There are disadvantages, namely the upfront cost of converting a coal-fired plant to an LNG-to-power one can be high, including the cost of modifying the boilers, upgrading other equipment, and building storage and regasification facilities. Further, LNG is a flammable substance. The risks of leaks, explosions, and fires are much higher than with coal. Therefore, LNG facilities must meet much higher safety standards.
One of the biggest disadvantages is the price fluctuations of imported LNG. Many countries are relying on imports, and so is Vietnam. Our domestic gas supplies have shown signs of declining. The exploration and development of new oil and gas reserves encountered delay issues.
What are the factors to successfully convert a coal-fired power into an LNG project, and the challenges for investors?
To convert a coal power plant into an LNG plant, there are many crucial elements that must be considered. Among them are the age and condition of the plant, the regulatory frameworks, the availability of the LNG supplies, the fit-for-purpose equipment supplies, cost of LNG and competing fuels, and use of by-products
Currently, energy investors are facing key challenges in Vietnam including electricity pricing pressure. High and fluctuating LNG prices purchased at the spot would be an obstacle when signing power purchase agreements (PPAs) with Vietnam Electricity (EVN). Long-term supply contracts could overcome the issue. But in the end, EVN as a state-owned enterprise, will be very price sensitive.

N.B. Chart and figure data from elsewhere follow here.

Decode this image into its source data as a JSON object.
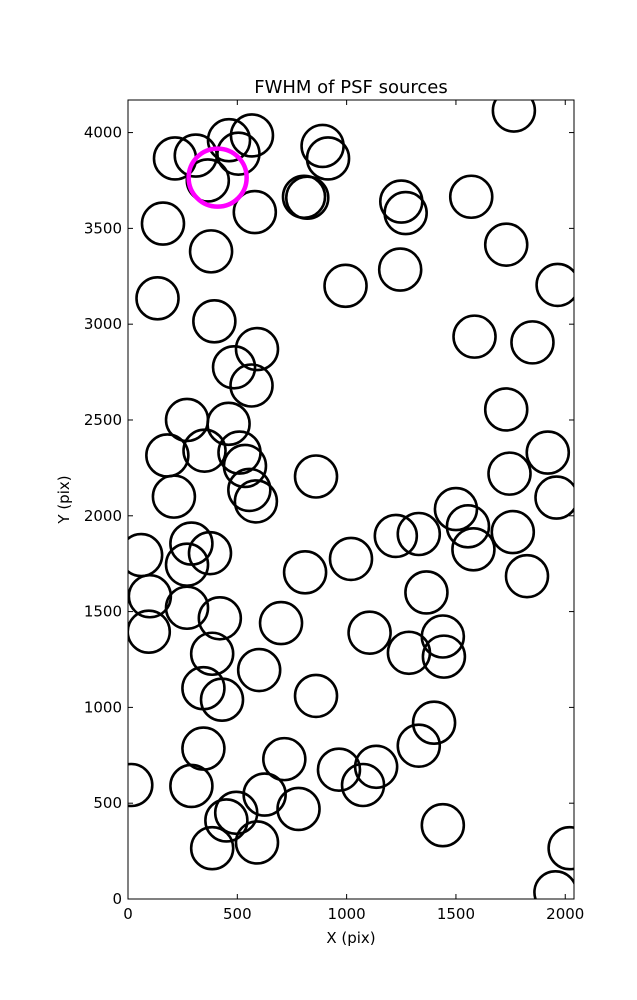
{
  "chart_data": {
    "type": "scatter",
    "title": "FWHM of PSF sources",
    "xlabel": "X (pix)",
    "ylabel": "Y (pix)",
    "xlim": [
      0,
      2040
    ],
    "ylim": [
      0,
      4170
    ],
    "xticks": [
      0,
      500,
      1000,
      1500,
      2000
    ],
    "yticks": [
      0,
      500,
      1000,
      1500,
      2000,
      2500,
      3000,
      3500,
      4000
    ],
    "grid": false,
    "legend": "none",
    "marker": "open-circle",
    "marker_color": "#000000",
    "highlight_color": "#ff00ff",
    "series": [
      {
        "points": [
          [
            462,
            3960
          ],
          [
            567,
            3985
          ],
          [
            215,
            3865
          ],
          [
            310,
            3880
          ],
          [
            505,
            3890
          ],
          [
            365,
            3750
          ],
          [
            160,
            3525
          ],
          [
            580,
            3585
          ],
          [
            380,
            3380
          ],
          [
            135,
            3135
          ],
          [
            395,
            3015
          ],
          [
            590,
            2870
          ],
          [
            485,
            2775
          ],
          [
            565,
            2680
          ],
          [
            270,
            2500
          ],
          [
            460,
            2480
          ],
          [
            180,
            2315
          ],
          [
            350,
            2340
          ],
          [
            510,
            2330
          ],
          [
            535,
            2260
          ],
          [
            555,
            2135
          ],
          [
            585,
            2075
          ],
          [
            210,
            2100
          ],
          [
            60,
            1795
          ],
          [
            290,
            1855
          ],
          [
            375,
            1805
          ],
          [
            270,
            1745
          ],
          [
            100,
            1580
          ],
          [
            270,
            1520
          ],
          [
            420,
            1465
          ],
          [
            95,
            1395
          ],
          [
            385,
            1280
          ],
          [
            345,
            1100
          ],
          [
            430,
            1040
          ],
          [
            600,
            1195
          ],
          [
            700,
            1440
          ],
          [
            810,
            1705
          ],
          [
            1020,
            1775
          ],
          [
            860,
            1060
          ],
          [
            345,
            785
          ],
          [
            715,
            730
          ],
          [
            290,
            590
          ],
          [
            15,
            595
          ],
          [
            625,
            545
          ],
          [
            780,
            470
          ],
          [
            495,
            450
          ],
          [
            450,
            410
          ],
          [
            590,
            295
          ],
          [
            385,
            265
          ],
          [
            860,
            2205
          ],
          [
            890,
            3930
          ],
          [
            915,
            3865
          ],
          [
            805,
            3665
          ],
          [
            820,
            3660
          ],
          [
            995,
            3200
          ],
          [
            1250,
            3640
          ],
          [
            1270,
            3580
          ],
          [
            1245,
            3285
          ],
          [
            1570,
            3665
          ],
          [
            1730,
            3415
          ],
          [
            1585,
            2935
          ],
          [
            1965,
            3205
          ],
          [
            1850,
            2905
          ],
          [
            1730,
            2555
          ],
          [
            1745,
            2220
          ],
          [
            1920,
            2330
          ],
          [
            1960,
            2095
          ],
          [
            1500,
            2035
          ],
          [
            1555,
            1945
          ],
          [
            1580,
            1825
          ],
          [
            1760,
            1915
          ],
          [
            1825,
            1685
          ],
          [
            1225,
            1895
          ],
          [
            1330,
            1905
          ],
          [
            1365,
            1600
          ],
          [
            1105,
            1390
          ],
          [
            1285,
            1285
          ],
          [
            1440,
            1370
          ],
          [
            1445,
            1265
          ],
          [
            1400,
            920
          ],
          [
            1330,
            800
          ],
          [
            965,
            675
          ],
          [
            1075,
            595
          ],
          [
            1135,
            690
          ],
          [
            1440,
            385
          ],
          [
            1955,
            35
          ],
          [
            2020,
            265
          ],
          [
            1765,
            4115
          ]
        ]
      }
    ],
    "highlight": [
      410,
      3765
    ]
  }
}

So far, there is no electricity generation price framework for LNG-to-power plants. Additionally, LNG is expected to account for almost 15 per cent of the power generation structure. Again, long-term supply contracts can help stabilise the price.
Many LNG power projects such as Nhon Trach 3-4, Hiep Phuoc, Bac Lieu, and Long An 1-2 are facing challenges related to capital arrangements, negotiation of PPAs, and negotiation of gas purchase and sale contracts, for the reasons already stated.
Secondly, there is no commitment from the government of power output. The negotiation of PPAs is difficult. Power plants need a commitment to purchase power at an agreed price for the long term. This supports their long-term financing. However, EVN only wants to purchase power according to its projections of actual demand. These two differing needs must be matched.
Thirdly, there is a lack of technical standards or regulations in Vietnam on the design, construction, transportation, operation, and maintenance of LNG terminals or storage. It is critical that the government provide clear guidance as to its needs and do so such that problems can be managed around these needs.
The government and producers can then harmonise benefits and share risks, necessary in a working PPA. The issues are being assessed by the National Assembly Standing Committee, and its objective is to implement policies for working infrastructure.